本文選題：副駕駛安全氣囊　切入點(diǎn)：離位兒童　出處：《江蘇大學(xué)》2017年碩士論文

【摘要】：汽車被動(dòng)安全產(chǎn)品主要包括方向盤、轉(zhuǎn)向管柱、安全帶、安全氣囊等,交通事故中,它們能夠有效的保護(hù)乘員的生命安全,避免乘員與車輛內(nèi)部發(fā)生二次碰撞。目前的車輛安全產(chǎn)品許多并未考慮兒童乘車的情況,兒童在這些產(chǎn)品起作用時(shí)不能受到很好的保護(hù),有時(shí)候還會(huì)受到一些損傷,比如副駕駛安全氣囊能夠很好的保護(hù)50百分位的成年男子,卻對(duì)于副駕駛位置的兒童造成很大損傷。本文針對(duì)副駕駛離位工況的兒童頻繁遭受副駕駛氣囊展開(kāi)造成損傷的情況,研究美國(guó)聯(lián)邦機(jī)動(dòng)車安全法規(guī)FMVSS208法案的相關(guān)內(nèi)容,明確了副駕駛離位兒童損傷指標(biāo)的相關(guān)內(nèi)容和氣囊低風(fēng)險(xiǎn)展開(kāi)的試驗(yàn)方法。

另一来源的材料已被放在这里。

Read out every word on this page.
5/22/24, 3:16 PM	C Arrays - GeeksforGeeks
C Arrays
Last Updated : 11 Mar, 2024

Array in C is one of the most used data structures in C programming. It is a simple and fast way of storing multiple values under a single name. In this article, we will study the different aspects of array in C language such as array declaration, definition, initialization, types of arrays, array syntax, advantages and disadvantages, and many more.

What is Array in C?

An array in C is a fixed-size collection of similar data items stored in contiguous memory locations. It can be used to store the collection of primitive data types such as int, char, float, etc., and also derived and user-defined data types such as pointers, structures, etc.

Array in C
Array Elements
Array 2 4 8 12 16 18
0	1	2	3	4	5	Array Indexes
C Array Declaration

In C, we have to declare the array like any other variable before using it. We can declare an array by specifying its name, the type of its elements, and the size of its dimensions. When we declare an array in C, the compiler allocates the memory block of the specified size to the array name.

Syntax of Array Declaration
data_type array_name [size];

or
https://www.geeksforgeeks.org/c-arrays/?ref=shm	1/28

進(jìn)一步了解了交通事故中兒童的損傷生物學(xué)理論和頭部、胸部、頸部的損傷機(jī)理,為后續(xù)研究做了理論準(zhǔn)備。本文的主要研究方法是仿真分析,先用MADYMO軟件建立安全氣囊的模型,完成氣囊的算法選擇和折疊建模,在此基礎(chǔ)上用氣囊的靜態(tài)展開(kāi)試驗(yàn)和線性沖擊試驗(yàn)加以驗(yàn)證,后加上座椅和假人等建立整個(gè)副駕駛離位工況的仿真模型,并用試驗(yàn)加以驗(yàn)證。針對(duì)飾蓋門形鉸鏈在氣囊展開(kāi)過(guò)程中斷裂的情況,分析飾蓋的應(yīng)力應(yīng)變分布,確定相關(guān)優(yōu)化參數(shù)和優(yōu)化水平,對(duì)門形鉸鏈結(jié)構(gòu)進(jìn)行正交優(yōu)化以減小其最大應(yīng)變,用SPSS數(shù)據(jù)分析軟件對(duì)于正交試驗(yàn)結(jié)果進(jìn)行方差分析,研究各參數(shù)對(duì)于應(yīng)變的影響。最終門形鉸鏈在氣囊展開(kāi)過(guò)程中不再斷裂飛出。研究表明,鉸鏈根部的厚度是對(duì)鉸鏈?zhǔn)艿阶畲髴?yīng)變影響較大的參數(shù)。選取排氣孔直徑,氣囊織布滲透率、雙級(jí)氣體發(fā)生器參數(shù)、氣囊展開(kāi)角度、離位位置等參數(shù),分別改變單一因素的值,研究其對(duì)副駕駛離位兒童損傷的影響,研究發(fā)現(xiàn):一定范圍內(nèi),排氣孔直徑越大,則兒童受到的損傷越小;氣囊的織布滲透率越大,則兒童受到的損傷越小。氣囊的展開(kāi)角度較大時(shí),兒童的頸部易受損傷,展開(kāi)角度較小時(shí),兒童頭部易受損傷。雙級(jí)氣體發(fā)生器的點(diǎn)火時(shí)間間隔較長(zhǎng)時(shí),對(duì)兒童的保護(hù)效果較好。離位位置不同時(shí),兒童遠(yuǎn)離氣囊模塊,其損傷會(huì)減小。對(duì)副駕駛離位兒童的損傷機(jī)理進(jìn)行研究,用SPSS軟件對(duì)氣體物理量和損傷指標(biāo)進(jìn)行相關(guān)性分析,發(fā)現(xiàn)氣體壓力是導(dǎo)致?lián)p傷的主要參數(shù)。同時(shí),對(duì)所有模型的計(jì)算結(jié)果進(jìn)行回歸分析,發(fā)現(xiàn)HIC15積分時(shí)間段內(nèi),連續(xù)3ms頭部加速度的最大值與氣體壓力線性相關(guān);連續(xù)3ms胸部加速度的值與氣體壓力線性相關(guān);頸部軸向拉伸力的最大值與頭胸Z軸方向相對(duì)位移最大值線性相關(guān)。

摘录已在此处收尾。